Des témoins affirment avoir entendu les putchistes demander à Modibo de se défaire de certains de ses collaborateurs (les plus intransigeants) et de renoncer à l'option socialiste. Il aurait répondu qu'il faisait confiance à tous ses collaborateurs et que l'option socialiste n'était pas son option à lui, mais celle du peuple malien, que par conséquent, seul le peuple malien pouvait la changer. Les putschistes lui auraient proposé de lire sur les antennes de la radio une déclaration dans laquelle il annoncerait au peuple malien sa démission et remettrait le pouvoir au CMLN. Modibo aurait refusé. Il aurait expliqué aux putschistes qu'il détenait son pouvoir du suffrage du peuple malien qui a placé sa confiance en lui. Démissionner pour lui signifierait trahir cette confiance que le peuple malien a placé en lui. Il considère le CMLN au plus comme une partie de l'armée. Comment peut-il remettre un pouvoir qu'il détient du suffrage populaire à une partie de l'armée qu'il ne connaît même pas ? Non, il ne démissionnera pas ! Non, il ne trahira jamais le peuple malien! Que les militaires prennent leur responsabilité devant l'histoire.
Les Maliens apprendront de la bouche même de Moussa Traoré 1 qu'il n'y avait eu aucun dialogue entre Modibo Keita et les putschistes. Moussa Traoré a été le seul à s'entretenir avec lui le 19 novembre. Il lui aurait dit qu'il fallait continuer la lutte même s'il n'était plus président, que le socialisme était la voie par laquelle le Mali devait se construire. Les propos tenus par le président renversé ont paru « complètement décousus » à celui qui venait de le renverser. Moussa Traoré affirme qu'en toute sincérité Modibo Keita lui « a fait pitié » ce jour-là.

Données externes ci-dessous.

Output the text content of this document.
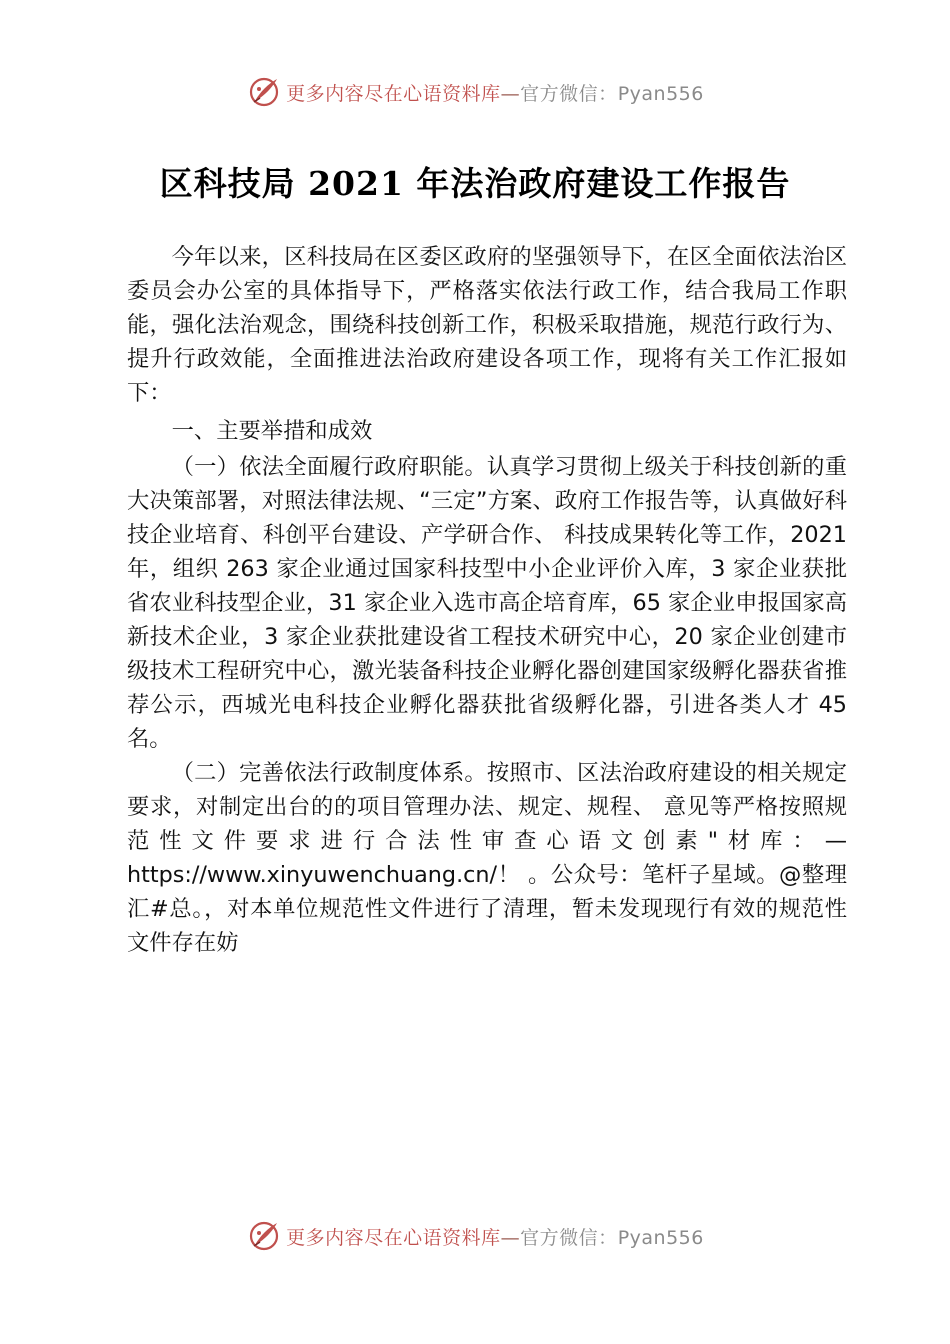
更多内容尽在心语资料库—官方微信：Pyan556
区科技局 2021 年法治政府建设工作报告

今年以来，区科技局在区委区政府的坚强领导下，在区全面依法治区委员会办公室的具体指导下，严格落实依法行政工作，结合我局工作职能，强化法治观念，围绕科技创新工作，积极采取措施，规范行政行为、提升行政效能，全面推进法治政府建设各项工作，现将有关工作汇报如下：

一、主要举措和成效

（一）依法全面履行政府职能。认真学习贯彻上级关于科技创新的重大决策部署，对照法律法规、“三定”方案、政府工作报告等，认真做好科技企业培育、科创平台建设、产学研合作、 科技成果转化等工作，2021 年，组织 263 家企业通过国家科技型中小企业评价入库，3 家企业获批省农业科技型企业，31 家企业入选市高企培育库，65 家企业申报国家高新技术企业，3 家企业获批建设省工程技术研究中心，20 家企业创建市级技术工程研究中心，激光装备科技企业孵化器创建国家级孵化器获省推荐公示，西城光电科技企业孵化器获批省级孵化器，引进各类人才 45 名。

（二）完善依法行政制度体系。按照市、区法治政府建设的相关规定要求，对制定出台的的项目管理办法、规定、规程、 意见等严格按照规范性文件要求进行合法性审查心语文创素"材库：—https://www.xinyuwenchuang.cn/！ 。公众号：笔杆子星域。@整理汇#总。，对本单位规范性文件进行了清理，暂未发现现行有效的规范性文件存在妨

更多内容尽在心语资料库—官方微信：Pyan556
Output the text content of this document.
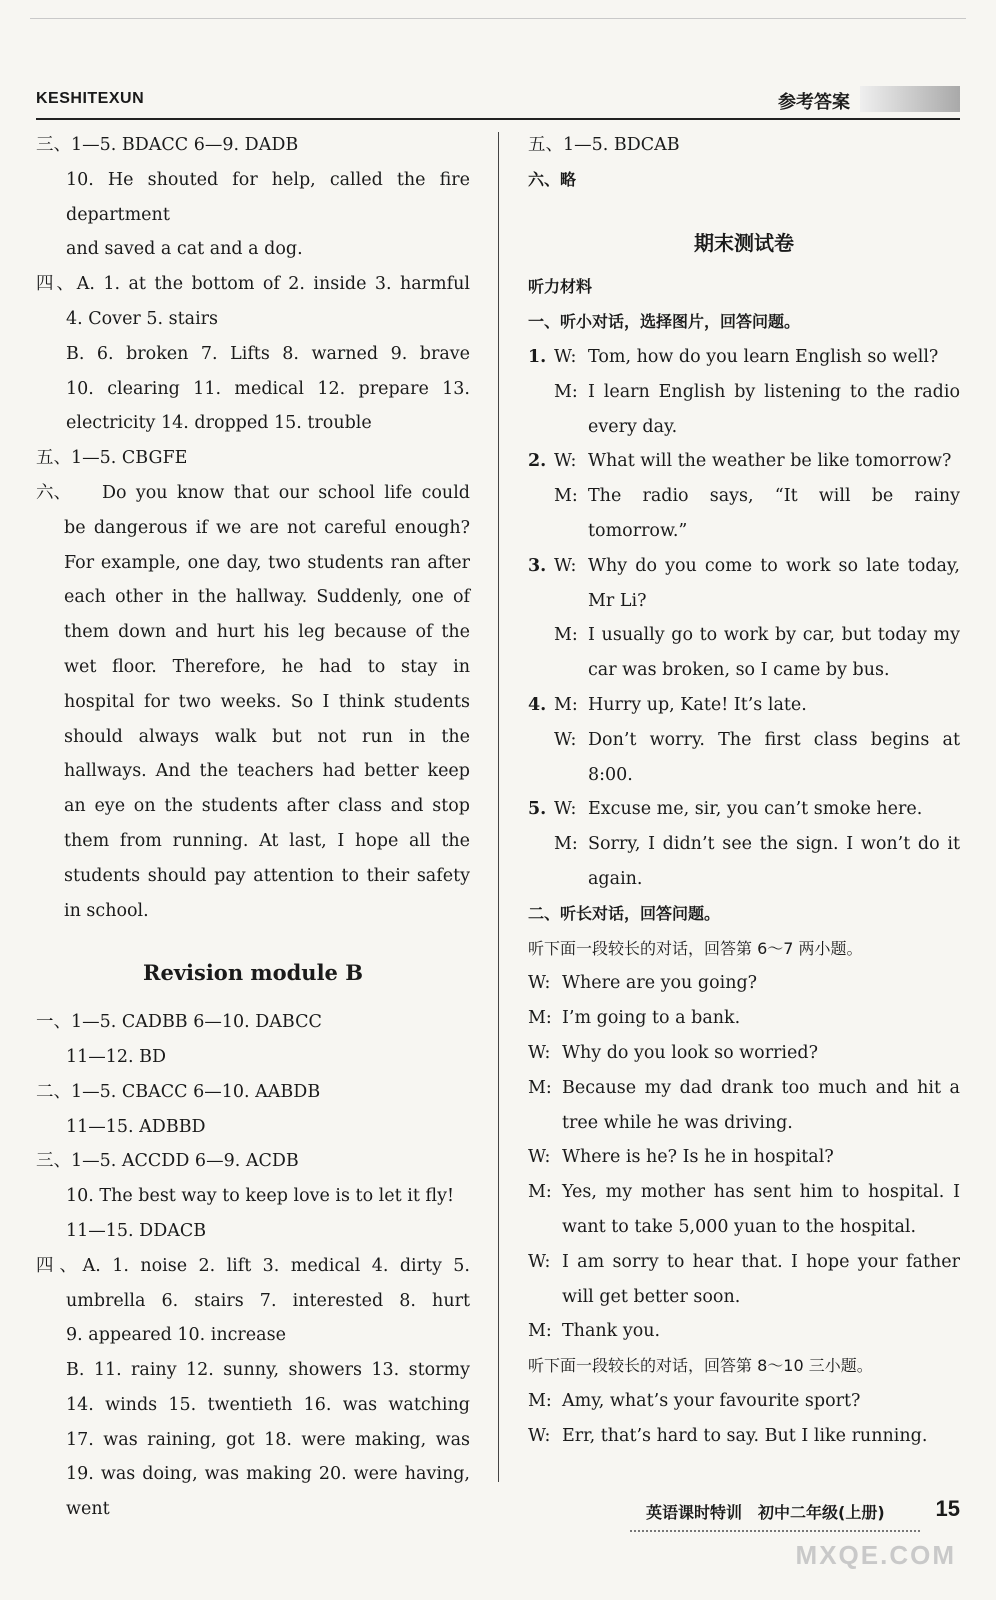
KESHITEXUN	参考答案
三、1—5. BDACC 6—9. DADB
10. He shouted for help, called the fire department
and saved a cat and a dog.
四、A. 1. at the bottom of 2. inside 3. harmful
4. Cover 5. stairs
B. 6. broken 7. Lifts 8. warned 9. brave
10. clearing 11. medical 12. prepare 13.
electricity 14. dropped 15. trouble
五、1—5. CBGFE
六、	Do you know that our school life could be dangerous if we are not careful enough? For example, one day, two students ran after each other in the hallway. Suddenly, one of them down and hurt his leg because of the wet floor. Therefore, he had to stay in hospital for two weeks. So I think students should always walk but not run in the hallways. And the teachers had better keep an eye on the students after class and stop them from running. At last, I hope all the students should pay attention to their safety in school.
Revision module B
一、1—5. CADBB 6—10. DABCC
11—12. BD
二、1—5. CBACC 6—10. AABDB
11—15. ADBBD
三、1—5. ACCDD 6—9. ACDB
10. The best way to keep love is to let it fly!
11—15. DDACB
四、A. 1. noise 2. lift 3. medical 4. dirty 5.
umbrella 6. stairs 7. interested 8. hurt
9. appeared 10. increase
B. 11. rainy 12. sunny, showers 13. stormy
14. winds 15. twentieth 16. was watching
17. was raining, got 18. were making, was
19. was doing, was making 20. were having,
went
五、1—5. BDCAB
六、略
期末测试卷
听力材料
一、听小对话，选择图片，回答问题。
1. W: Tom, how do you learn English so well?
M: I learn English by listening to the radio every day.
2. W: What will the weather be like tomorrow?
M: The radio says, “It will be rainy tomorrow.”
3. W: Why do you come to work so late today, Mr Li?
M: I usually go to work by car, but today my car was broken, so I came by bus.
4. M: Hurry up, Kate! It’s late.
W: Don’t worry. The first class begins at 8:00.
5. W: Excuse me, sir, you can’t smoke here.
M: Sorry, I didn’t see the sign. I won’t do it again.
二、听长对话，回答问题。
听下面一段较长的对话，回答第 6～7 两小题。
W: Where are you going?
M: I’m going to a bank.
W: Why do you look so worried?
M: Because my dad drank too much and hit a tree while he was driving.
W: Where is he? Is he in hospital?
M: Yes, my mother has sent him to hospital. I want to take 5,000 yuan to the hospital.
W: I am sorry to hear that. I hope your father will get better soon.
M: Thank you.
听下面一段较长的对话，回答第 8～10 三小题。
M: Amy, what’s your favourite sport?
W: Err, that’s hard to say. But I like running.
英语课时特训　初中二年级(上册) 15
MXQE.COM
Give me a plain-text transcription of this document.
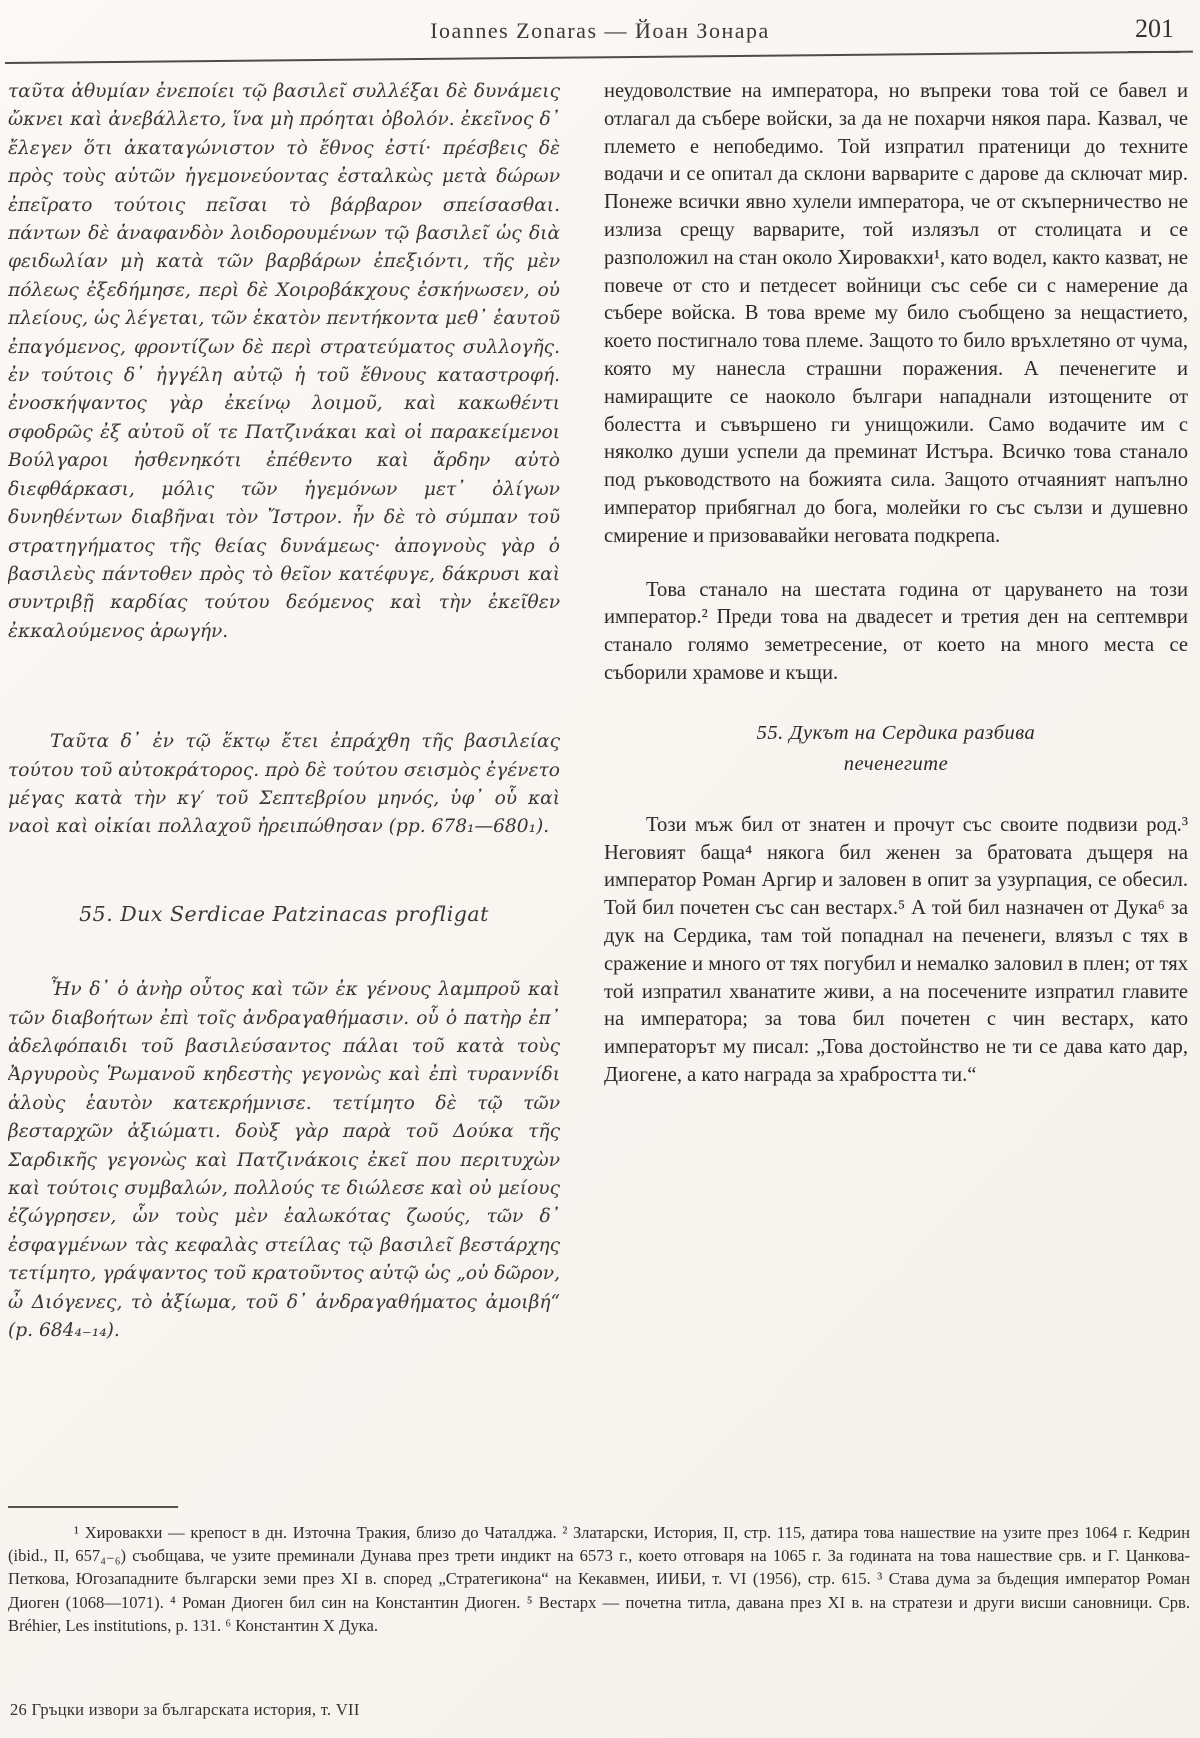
Ioannes Zonaras — Йоан Зонара	201

ταῦτα ἀθυμίαν ἐνεποίει τῷ βασιλεῖ συλλέξαι δὲ δυνάμεις ὤκνει καὶ ἀνεβάλλετο, ἵνα μὴ πρόηται ὀβολόν. ἐκεῖνος δ᾽ ἔλεγεν ὅτι ἀκαταγώνιστον τὸ ἔθνος ἐστί· πρέσβεις δὲ πρὸς τοὺς αὐτῶν ἡγεμονεύοντας ἐσταλκὼς μετὰ δώρων ἐπεῖρατο τούτοις πεῖσαι τὸ βάρβαρον σπείσασθαι. πάντων δὲ ἀναφανδὸν λοιδορουμένων τῷ βασιλεῖ ὡς διὰ φειδωλίαν μὴ κατὰ τῶν βαρβάρων ἐπεξιόντι, τῆς μὲν πόλεως ἐξεδήμησε, περὶ δὲ Χοιροβάκχους ἐσκήνωσεν, οὐ πλείους, ὡς λέγεται, τῶν ἑκατὸν πεντήκοντα μεθ᾽ ἑαυτοῦ ἐπαγόμενος, φροντίζων δὲ περὶ στρατεύματος συλλογῆς. ἐν τούτοις δ᾽ ἠγγέλη αὐτῷ ἡ τοῦ ἔθνους καταστροφή. ἐνοσκήψαντος γὰρ ἐκείνῳ λοιμοῦ, καὶ κακωθέντι σφοδρῶς ἐξ αὐτοῦ οἵ τε Πατζινάκαι καὶ οἱ παρακείμενοι Βούλγαροι ἠσθενηκότι ἐπέθεντο καὶ ἄρδην αὐτὸ διεφθάρκασι, μόλις τῶν ἡγεμόνων μετ᾽ ὀλίγων δυνηθέντων διαβῆναι τὸν Ἴστρον. ἦν δὲ τὸ σύμπαν τοῦ στρατηγήματος τῆς θείας δυνάμεως· ἀπογνοὺς γὰρ ὁ βασιλεὺς πάντοθεν πρὸς τὸ θεῖον κατέφυγε, δάκρυσι καὶ συντριβῇ καρδίας τούτου δεόμενος καὶ τὴν ἐκεῖθεν ἐκκαλούμενος ἀρωγήν.

Ταῦτα δ᾽ ἐν τῷ ἕκτῳ ἔτει ἐπράχθη τῆς βασιλείας τούτου τοῦ αὐτοκράτορος. πρὸ δὲ τούτου σεισμὸς ἐγένετο μέγας κατὰ τὴν κγ′ τοῦ Σεπτεβρίου μηνός, ὑφ᾽ οὗ καὶ ναοὶ καὶ οἰκίαι πολλαχοῦ ἠρειπώθησαν (pp. 678₁—680₁).

55. Dux Serdicae Patzinacas profligat

Ἦν δ᾽ ὁ ἀνὴρ οὗτος καὶ τῶν ἐκ γένους λαμπροῦ καὶ τῶν διαβοήτων ἐπὶ τοῖς ἀνδραγαθήμασιν. οὗ ὁ πατὴρ ἐπ᾽ ἀδελφόπαιδι τοῦ βασιλεύσαντος πάλαι τοῦ κατὰ τοὺς Ἀργυροὺς Ῥωμανοῦ κηδεστὴς γεγονὼς καὶ ἐπὶ τυραννίδι ἁλοὺς ἑαυτὸν κατεκρήμνισε. τετίμητο δὲ τῷ τῶν βεσταρχῶν ἀξιώματι. δοὺξ γὰρ παρὰ τοῦ Δούκα τῆς Σαρδικῆς γεγονὼς καὶ Πατζινάκοις ἐκεῖ που περιτυχὼν καὶ τούτοις συμβαλών, πολλούς τε διώλεσε καὶ οὐ μείους ἐζώγρησεν, ὧν τοὺς μὲν ἑαλωκότας ζωούς, τῶν δ᾽ ἐσφαγμένων τὰς κεφαλὰς στείλας τῷ βασιλεῖ βεστάρχης τετίμητο, γράψαντος τοῦ κρατοῦντος αὐτῷ ὡς „οὐ δῶρον, ὦ Διόγενες, τὸ ἀξίωμα, τοῦ δ᾽ ἀνδραγαθήματος ἀμοιβή“ (p. 684₄₋₁₄).

неудоволствие на императора, но въпреки това той се бавел и отлагал да събере войски, за да не похарчи някоя пара. Казвал, че племето е непобедимо. Той изпратил пратеници до техните водачи и се опитал да склони варварите с дарове да сключат мир. Понеже всички явно хулели императора, че от скъперничество не излиза срещу варварите, той излязъл от столицата и се разположил на стан около Хировакхи¹, като водел, както казват, не повече от сто и петдесет войници със себе си с намерение да събере войска. В това време му било съобщено за нещастието, което постигнало това племе. Защото то било връхлетяно от чума, която му нанесла страшни поражения. А печенегите и намиращите се наоколо българи нападнали изтощените от болестта и съвършено ги унищожили. Само водачите им с няколко души успели да преминат Истъра. Всичко това станало под ръководството на божията сила. Защото отчаяният напълно император прибягнал до бога, молейки го със сълзи и душевно смирение и призовавайки неговата подкрепа.

Това станало на шестата година от царуването на този император.² Преди това на двадесет и третия ден на септември станало голямо земетресение, от което на много места се съборили храмове и къщи.

55. Дукът на Сердика разбива
печенегите

Този мъж бил от знатен и прочут със своите подвизи род.³ Неговият баща⁴ някога бил женен за братовата дъщеря на император Роман Аргир и заловен в опит за узурпация, се обесил. Той бил почетен със сан вестарх.⁵ А той бил назначен от Дука⁶ за дук на Сердика, там той попаднал на печенеги, влязъл с тях в сражение и много от тях погубил и немалко заловил в плен; от тях той изпратил хванатите живи, а на посечените изпратил главите на императора; за това бил почетен с чин вестарх, като императорът му писал: „Това достойнство не ти се дава като дар, Диогене, а като награда за храбростта ти.“

¹ Хировакхи — крепост в дн. Източна Тракия, близо до Чаталджа. ² Златарски, История, II, стр. 115, датира това нашествие на узите през 1064 г. Кедрин (ibid., II, 657₄₋₆) съобщава, че узите преминали Дунава през трети индикт на 6573 г., което отговаря на 1065 г. За годината на това нашествие срв. и Г. Цанкова-Петкова, Югозападните български земи през XI в. според „Стратегикона“ на Кекавмен, ИИБИ, т. VI (1956), стр. 615. ³ Става дума за бъдещия император Роман Диоген (1068—1071). ⁴ Роман Диоген бил син на Константин Диоген. ⁵ Вестарх — почетна титла, давана през XI в. на стратези и други висши сановници. Срв. Bréhier, Les institutions, p. 131. ⁶ Константин X Дука.

26 Гръцки извори за българската история, т. VII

C'est à partir de 13 h que le premier communiqué des putschistes sera lu à la radio. Modibo est prisonnier. Les autres membres de la délégation présidentielle passeront la journée du 19 novembre à la permanence sans qu'il leur soit donné ni eau ni nourriture. C'est seulement dans la nuit que les parents inquiets seront autorisés à leur porter à manger. Le 21 novembre, les gouverneurs (trois présents sur six) seront autorisés à rejoindre leur poste pour procéder à la passation de service à leurs successeurs, des gouverneurs militaires. Les régions sont ainsi placées automatiquement sous l'autorité des commandants des différentes places d'armes.